Tout ça, c’est pour les élus en poste. Mais il faut anticiper et deviner quels seront les prochains. Pour les aider, s’ils sont méritants. L’AIPAC organise donc sans cesse déjeuners ou dîners où sont conviés tous les espoirs du pays à des titres divers. Il s’agit de les jauger et d’apprécier la qualité de leur position à l’égard d’Israël. Ensuite, les groupes juifs locaux prendront le relais et inviteront ces personnes, tous frais payés également, en Israël. A leur retour, ils seront quasiment dans la poche du lobby. S’ils refusent, gare ! Ils risquent d’en payer le prix fort, électoralement parlant.

Car si les amis de l’AIPAC reçoivent beaucoup de soutiens financiers de la part d’une myriade de comités pro-israéliens, ceux qui ne sont pas leurs amis voient leurs concurrents soutenus à fond. Certes, l’AIPAC ne réussit pas strictement à tous les coups à faire battre un candidat indésirable, mais le plus souvent quand même. Les exemples sont nombreux et de nature à faire réfléchir les plus ambitieux.

Trois présidents des Etats-Unis, dans la période récente, ont manifesté une certaine réserve à l’égard d’Israël : Gérald Ford, Jimmy Carter et George Bush père. Aucun n’a été réélu.

Le magazine The Economist a pu écrire : « Pourquoi l’Amérique est-elle tellement plus pro-israélienne que l’Europe ? La réponse évidente réside dans le pouvoir de deux forces politiques particulièrement visibles : le lobby israélien (AIPAC) et la droite religieuse ».
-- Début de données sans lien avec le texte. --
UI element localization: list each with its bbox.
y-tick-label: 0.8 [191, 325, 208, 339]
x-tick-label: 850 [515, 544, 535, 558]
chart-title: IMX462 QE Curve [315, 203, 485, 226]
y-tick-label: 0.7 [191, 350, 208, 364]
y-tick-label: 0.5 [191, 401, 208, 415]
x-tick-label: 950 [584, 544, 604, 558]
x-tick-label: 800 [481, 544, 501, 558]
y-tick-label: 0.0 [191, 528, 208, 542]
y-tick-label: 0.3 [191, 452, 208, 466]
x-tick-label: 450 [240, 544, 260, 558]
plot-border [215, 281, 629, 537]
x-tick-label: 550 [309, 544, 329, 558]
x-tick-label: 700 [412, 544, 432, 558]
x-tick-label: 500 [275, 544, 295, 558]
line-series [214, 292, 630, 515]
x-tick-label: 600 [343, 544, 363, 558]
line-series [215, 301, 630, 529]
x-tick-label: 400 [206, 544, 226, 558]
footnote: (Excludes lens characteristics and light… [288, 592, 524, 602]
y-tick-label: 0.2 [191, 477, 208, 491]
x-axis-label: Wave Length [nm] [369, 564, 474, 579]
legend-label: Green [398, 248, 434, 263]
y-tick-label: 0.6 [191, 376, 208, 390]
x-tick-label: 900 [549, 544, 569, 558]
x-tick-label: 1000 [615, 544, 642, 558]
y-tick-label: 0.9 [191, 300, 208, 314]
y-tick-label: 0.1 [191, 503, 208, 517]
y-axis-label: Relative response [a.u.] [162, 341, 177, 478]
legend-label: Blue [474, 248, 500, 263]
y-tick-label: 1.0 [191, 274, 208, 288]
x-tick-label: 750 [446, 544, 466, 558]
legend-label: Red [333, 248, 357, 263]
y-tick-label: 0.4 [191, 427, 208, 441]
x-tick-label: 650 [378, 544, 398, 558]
Car, effectivement, ce qui rend l’AIPAC aussi puissante aujourd’hui, c’est son alliance présente avec les chrétiens évangélistes proches de Bush. Une conjonction d’intérêts – pour le moment – qui menace grandement la paix mondiale.

* Nous ferions bien d’en prendre de la graine, nous autres identitaires, nationaux, cathos, païens et tutti quanti… Examiner ces lobbys, c’est examiner l’efficacité à l’état pur. C’est vrai, ils ont de l’argent. Mais ils ont plus important encore : la foi qui déplace les montagnes et la volonté de fer qui va avec.